Like his contemporary Charles Ferguson, whose Inside Job took home an Oscar last weekend, the documentarist Alex Gibney pursues his subjects with a disarming mix of high- and low-mindedness. Gibney’s superb 2006 film Enron, a pacesetter for this wave of corruption analysis, laid out the business of stock fraud while noting the extracurricular excesses of loaded execs racking up humongous tabs at Manhattan lap-dancing joints. With Client-9, Gibney recounts a far juicier tale: the downfall of Eliot Spitzer, onetime Governor of New York and “Scourge of Wall Street”, who resigned from office in March 2008 – months before the financial meltdown – having been caught on a FBI wiretap conducting atypical negotiations with a representative of a VIP escort agency known as The Emperor’s Club.
Gibney’s objective here is to counterbalance the tabloid-skewed reporting of the case, give the scandal a political context, and highlight those stories that got buried amid the hoopla. It was Spitzer, after all, who – in his previous incarnation as Attorney General – had gone after the major financial institutions on matters of lax regulation, backed by a crack legal team drawn to their employer’s fiercely principled stance. The film smells a rat, and though there’s plentiful evidence that Spitzer’s flies were indeed open, Gibney’s concern is how this lapse was employed to divert us from more widespread ethical failings. Politics, again, emerges as a vicious game in which the wrong guys end up winning.
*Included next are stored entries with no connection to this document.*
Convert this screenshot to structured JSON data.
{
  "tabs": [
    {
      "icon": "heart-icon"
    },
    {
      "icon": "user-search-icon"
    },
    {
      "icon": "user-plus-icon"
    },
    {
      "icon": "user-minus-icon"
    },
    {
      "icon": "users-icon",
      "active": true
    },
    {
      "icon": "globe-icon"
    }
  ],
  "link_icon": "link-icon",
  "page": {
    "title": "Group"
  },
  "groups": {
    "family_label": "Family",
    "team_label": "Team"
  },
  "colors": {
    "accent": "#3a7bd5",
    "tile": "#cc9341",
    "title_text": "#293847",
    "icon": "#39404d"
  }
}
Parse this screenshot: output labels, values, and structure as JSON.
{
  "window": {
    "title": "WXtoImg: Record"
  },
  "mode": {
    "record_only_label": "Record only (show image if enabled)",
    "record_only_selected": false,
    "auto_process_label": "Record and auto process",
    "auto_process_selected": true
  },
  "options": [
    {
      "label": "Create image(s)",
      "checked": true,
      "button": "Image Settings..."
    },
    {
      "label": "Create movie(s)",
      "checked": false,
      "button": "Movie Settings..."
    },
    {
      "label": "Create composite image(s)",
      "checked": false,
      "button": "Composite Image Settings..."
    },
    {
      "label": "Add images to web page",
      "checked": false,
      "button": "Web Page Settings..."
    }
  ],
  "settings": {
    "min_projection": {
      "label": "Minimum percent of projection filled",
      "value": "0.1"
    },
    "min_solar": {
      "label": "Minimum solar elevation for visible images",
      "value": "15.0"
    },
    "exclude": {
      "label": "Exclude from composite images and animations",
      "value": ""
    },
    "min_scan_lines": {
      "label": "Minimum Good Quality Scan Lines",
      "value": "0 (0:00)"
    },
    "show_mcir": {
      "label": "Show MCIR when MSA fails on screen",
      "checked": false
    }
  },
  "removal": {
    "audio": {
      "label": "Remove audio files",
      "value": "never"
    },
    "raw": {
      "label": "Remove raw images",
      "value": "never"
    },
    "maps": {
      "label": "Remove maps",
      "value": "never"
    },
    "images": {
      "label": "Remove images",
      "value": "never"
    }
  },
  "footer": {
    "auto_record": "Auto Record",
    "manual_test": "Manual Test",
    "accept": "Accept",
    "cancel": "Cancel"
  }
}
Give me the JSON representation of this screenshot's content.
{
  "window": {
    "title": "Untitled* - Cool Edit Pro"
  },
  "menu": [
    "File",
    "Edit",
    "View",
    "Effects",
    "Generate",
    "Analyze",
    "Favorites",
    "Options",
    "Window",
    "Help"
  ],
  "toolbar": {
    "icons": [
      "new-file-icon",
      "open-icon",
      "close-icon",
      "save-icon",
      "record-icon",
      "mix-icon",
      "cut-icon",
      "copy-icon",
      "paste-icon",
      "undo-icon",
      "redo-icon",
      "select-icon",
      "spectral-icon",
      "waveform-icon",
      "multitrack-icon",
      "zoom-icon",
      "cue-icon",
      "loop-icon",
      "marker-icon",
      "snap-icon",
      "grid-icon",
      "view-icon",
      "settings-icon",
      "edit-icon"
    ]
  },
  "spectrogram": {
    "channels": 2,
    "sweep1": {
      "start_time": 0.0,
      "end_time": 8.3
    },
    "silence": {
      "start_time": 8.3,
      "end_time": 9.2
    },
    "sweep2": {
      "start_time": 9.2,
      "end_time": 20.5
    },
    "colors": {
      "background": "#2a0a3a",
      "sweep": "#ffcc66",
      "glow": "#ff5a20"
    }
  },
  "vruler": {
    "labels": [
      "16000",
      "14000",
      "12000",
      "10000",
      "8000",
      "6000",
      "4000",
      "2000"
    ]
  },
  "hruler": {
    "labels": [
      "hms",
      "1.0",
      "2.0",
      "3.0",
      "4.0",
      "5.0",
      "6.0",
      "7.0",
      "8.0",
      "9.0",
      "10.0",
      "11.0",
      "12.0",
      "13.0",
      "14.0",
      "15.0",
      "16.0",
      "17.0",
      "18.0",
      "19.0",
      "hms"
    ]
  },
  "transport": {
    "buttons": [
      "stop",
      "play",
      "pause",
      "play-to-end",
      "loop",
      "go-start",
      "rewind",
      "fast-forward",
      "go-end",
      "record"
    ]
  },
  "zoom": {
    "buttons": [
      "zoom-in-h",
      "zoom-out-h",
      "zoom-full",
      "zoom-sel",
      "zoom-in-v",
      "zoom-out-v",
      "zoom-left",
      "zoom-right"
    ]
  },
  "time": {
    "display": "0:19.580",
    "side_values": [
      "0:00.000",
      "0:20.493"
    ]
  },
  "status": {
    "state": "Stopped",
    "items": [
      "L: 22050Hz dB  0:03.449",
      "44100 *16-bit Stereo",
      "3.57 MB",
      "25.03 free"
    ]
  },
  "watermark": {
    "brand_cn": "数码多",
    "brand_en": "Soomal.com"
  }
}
The interviews are dramatic in themselves. Spitzer repents in newly muted, humbled surrounds; his enemies fulminate in stark, glassy boardrooms; there’s a real headspinner in Cecil Suwal, goofy, 22-year-old Emperor’s Club CEO. Perhaps this story has already passed into the realm of footnotes, lacking Enron’s electrifying now-ness. Yet Gibney makes the Judas-kiss-and-tells of aggrieved politicos as compelling as anything that passes the escorts’ lips, and his willingness to follow the money down high society’s shadier alleyways leads to encounters with extraordinary figures: take Roger Stone, a self-confessed swinger with a Nixon tattoo inked between his shoulderblades. In America, one concludes, even the lobbyists have just that little extra colour.
Client-9: The Rise and Fall of Eliot Spitzer opens in selected cinemas today.